到陶家後,保姆幫忙拎大包小包的東西,陶然剛收了黎嘉洲五萬的轉賬,把不認識黎嘉洲不知道他們談戀愛的表演發揮得淋漓盡致。
黎嘉洲和陶二叔在客廳聊陶然想考軍校時,陶思眠在陽臺把陶然帽子蓋上打陶然玩。
“你不去當演員真的可惜了。”
“考什麼軍校,北京電影學院歡迎你。”
“你在黎嘉洲那裡我知道的就訛了快小十萬,我不知道有多少,你能不能有點良心。”陶思眠心疼自家男朋友的錢。
“陶思眠你動手能不能輕點,”陶然冤枉,“這哪裡叫訛詐,這是姐夫愛的救濟。”
陶思眠黑人問號臉:“你要點臉?你叫姐夫比叫我這個姐還熟。”
陶然搡陶思眠:“你是豬。”
陶思眠搡陶然:“你是豬。”
陶然踩陶思眠:“你是豬。”
陶二嬸不知什麼時候走近的,一個爆慄扣陶然腦門上:“你說什麼呢!怎麼說你姐姐呢!還說你姐姐是豬!沒大沒小,你姐姐是豬那你是不是豬!”
陶然嘴快,對陶二嬸道:“那你也是豬。”
陶二嬸一腳把陶然踹到客廳:“你以後要是能有老婆我手心煎雞蛋給你吃,一天到晚口無遮掩傻不愣登。”
陶然衝媽媽和姐姐吐舌頭,拍拍屁股蹭到黎嘉洲身邊。
陶家別墅馬場旁邊就是荷塘,映日荷花開得溫柔無邊,夏風輕慢,叫人心曠神怡。
陶二嬸望著遠處的美景,問:“七七你之後打算怎麼辦呢?想來南方系嗎?”
這個問題等於沒問,但陶思眠面上沒有波動,她道:“我就想找個普通工作,最好和新聞沒關係。”

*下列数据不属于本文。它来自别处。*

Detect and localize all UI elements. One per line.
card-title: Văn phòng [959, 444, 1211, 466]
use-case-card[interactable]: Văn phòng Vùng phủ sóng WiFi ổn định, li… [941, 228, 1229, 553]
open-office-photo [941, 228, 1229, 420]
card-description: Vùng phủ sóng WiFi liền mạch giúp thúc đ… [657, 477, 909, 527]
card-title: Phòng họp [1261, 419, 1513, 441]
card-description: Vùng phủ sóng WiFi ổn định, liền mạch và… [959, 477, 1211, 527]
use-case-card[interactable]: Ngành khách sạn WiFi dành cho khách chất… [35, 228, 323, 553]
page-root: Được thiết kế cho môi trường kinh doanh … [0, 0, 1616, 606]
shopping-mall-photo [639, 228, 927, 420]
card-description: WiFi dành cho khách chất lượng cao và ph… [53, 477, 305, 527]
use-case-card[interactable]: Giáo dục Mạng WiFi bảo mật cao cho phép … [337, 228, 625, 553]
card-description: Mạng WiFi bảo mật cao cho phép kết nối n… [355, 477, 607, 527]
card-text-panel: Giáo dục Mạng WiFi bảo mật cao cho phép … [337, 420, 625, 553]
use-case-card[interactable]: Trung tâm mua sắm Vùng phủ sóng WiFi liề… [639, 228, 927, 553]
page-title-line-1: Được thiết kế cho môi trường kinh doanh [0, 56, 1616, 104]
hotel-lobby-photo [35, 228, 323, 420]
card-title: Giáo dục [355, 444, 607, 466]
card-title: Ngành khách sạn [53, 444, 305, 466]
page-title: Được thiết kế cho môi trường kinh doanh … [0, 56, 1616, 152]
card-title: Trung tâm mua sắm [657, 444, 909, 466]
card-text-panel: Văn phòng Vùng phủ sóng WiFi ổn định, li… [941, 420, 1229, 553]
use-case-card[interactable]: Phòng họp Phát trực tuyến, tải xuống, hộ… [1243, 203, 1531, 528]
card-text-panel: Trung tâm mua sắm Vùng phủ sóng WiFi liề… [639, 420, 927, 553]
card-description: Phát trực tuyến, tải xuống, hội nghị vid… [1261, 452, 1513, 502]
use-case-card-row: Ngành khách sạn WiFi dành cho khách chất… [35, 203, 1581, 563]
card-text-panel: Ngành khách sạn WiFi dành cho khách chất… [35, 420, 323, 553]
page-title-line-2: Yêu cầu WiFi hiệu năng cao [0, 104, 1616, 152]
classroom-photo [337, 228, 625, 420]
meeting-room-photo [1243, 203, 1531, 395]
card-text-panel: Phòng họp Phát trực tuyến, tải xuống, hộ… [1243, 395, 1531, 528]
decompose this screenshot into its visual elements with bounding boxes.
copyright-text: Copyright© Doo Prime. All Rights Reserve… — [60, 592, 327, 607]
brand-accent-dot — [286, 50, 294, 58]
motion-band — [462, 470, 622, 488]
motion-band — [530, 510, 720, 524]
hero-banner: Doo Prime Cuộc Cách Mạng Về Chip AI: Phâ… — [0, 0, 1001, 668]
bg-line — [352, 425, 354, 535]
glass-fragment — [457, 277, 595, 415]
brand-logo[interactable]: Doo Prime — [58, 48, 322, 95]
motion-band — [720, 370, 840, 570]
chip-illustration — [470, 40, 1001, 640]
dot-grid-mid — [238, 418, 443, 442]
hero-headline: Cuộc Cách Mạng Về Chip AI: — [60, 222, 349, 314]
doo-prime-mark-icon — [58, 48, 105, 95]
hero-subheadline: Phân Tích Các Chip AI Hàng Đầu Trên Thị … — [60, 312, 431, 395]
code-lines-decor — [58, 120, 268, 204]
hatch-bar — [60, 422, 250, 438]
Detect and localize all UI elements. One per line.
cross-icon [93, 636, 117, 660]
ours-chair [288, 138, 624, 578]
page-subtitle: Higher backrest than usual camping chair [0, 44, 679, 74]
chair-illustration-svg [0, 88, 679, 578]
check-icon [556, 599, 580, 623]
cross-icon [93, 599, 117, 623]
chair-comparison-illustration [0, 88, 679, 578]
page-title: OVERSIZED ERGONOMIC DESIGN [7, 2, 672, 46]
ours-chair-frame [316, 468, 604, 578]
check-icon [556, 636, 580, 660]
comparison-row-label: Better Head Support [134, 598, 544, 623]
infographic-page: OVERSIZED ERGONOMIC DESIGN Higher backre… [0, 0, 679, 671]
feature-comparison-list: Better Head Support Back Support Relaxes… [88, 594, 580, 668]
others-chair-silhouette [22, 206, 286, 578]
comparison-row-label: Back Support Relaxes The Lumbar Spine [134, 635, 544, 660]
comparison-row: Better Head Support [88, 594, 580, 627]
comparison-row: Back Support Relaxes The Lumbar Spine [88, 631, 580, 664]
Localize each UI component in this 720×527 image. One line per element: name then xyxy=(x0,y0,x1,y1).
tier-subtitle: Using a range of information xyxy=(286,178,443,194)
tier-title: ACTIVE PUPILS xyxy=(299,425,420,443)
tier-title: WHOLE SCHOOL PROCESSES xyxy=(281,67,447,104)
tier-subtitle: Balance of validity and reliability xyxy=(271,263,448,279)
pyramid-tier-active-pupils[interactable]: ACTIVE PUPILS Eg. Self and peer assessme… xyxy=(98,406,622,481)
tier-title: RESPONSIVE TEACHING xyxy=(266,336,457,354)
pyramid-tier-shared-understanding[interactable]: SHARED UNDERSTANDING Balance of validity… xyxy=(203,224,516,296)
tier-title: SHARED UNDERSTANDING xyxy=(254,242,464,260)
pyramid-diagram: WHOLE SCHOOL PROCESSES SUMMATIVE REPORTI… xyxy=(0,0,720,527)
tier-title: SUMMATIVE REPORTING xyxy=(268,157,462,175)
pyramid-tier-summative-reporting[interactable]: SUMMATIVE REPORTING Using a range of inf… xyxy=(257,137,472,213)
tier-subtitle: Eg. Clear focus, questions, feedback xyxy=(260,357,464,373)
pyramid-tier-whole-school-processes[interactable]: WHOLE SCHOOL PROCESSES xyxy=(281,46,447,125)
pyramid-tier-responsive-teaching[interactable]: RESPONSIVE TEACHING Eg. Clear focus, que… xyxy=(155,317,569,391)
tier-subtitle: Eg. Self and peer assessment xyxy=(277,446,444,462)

陶思眠明顯瘦了不少,陶二嬸心疼道:“新聞真的辛苦。”
“你要是再多跑幾年,你這身面板也沒了,氣質也沒了,”陶二嬸自然道,“不做了挺好的,你想做什麼行業,看看我朋友能不能幫忙。”
陶思眠思索片刻:“不和新聞相關,最好也不和金融相關,但其他我也不會,我學過會計和統計,會點財務然後會跑大資料模型。”
陶二嬸道:“好,我給你留意一下。”
陶思眠道謝:“我自己也找。”
陶思眠和陶二嬸說笑著去吃飯,飯後又聊了一會兒,和黎嘉洲一起回了翡翠園。
恰逢畢業季,工作並不好找。
現在收銀都要求大專或本科學歷,只有高中學歷的陶思眠只有愉快癱在家裡整理資料、一點一點順陳潛、周識理、梁素之間的邏輯,然後等黎嘉洲下班回來給她做飯。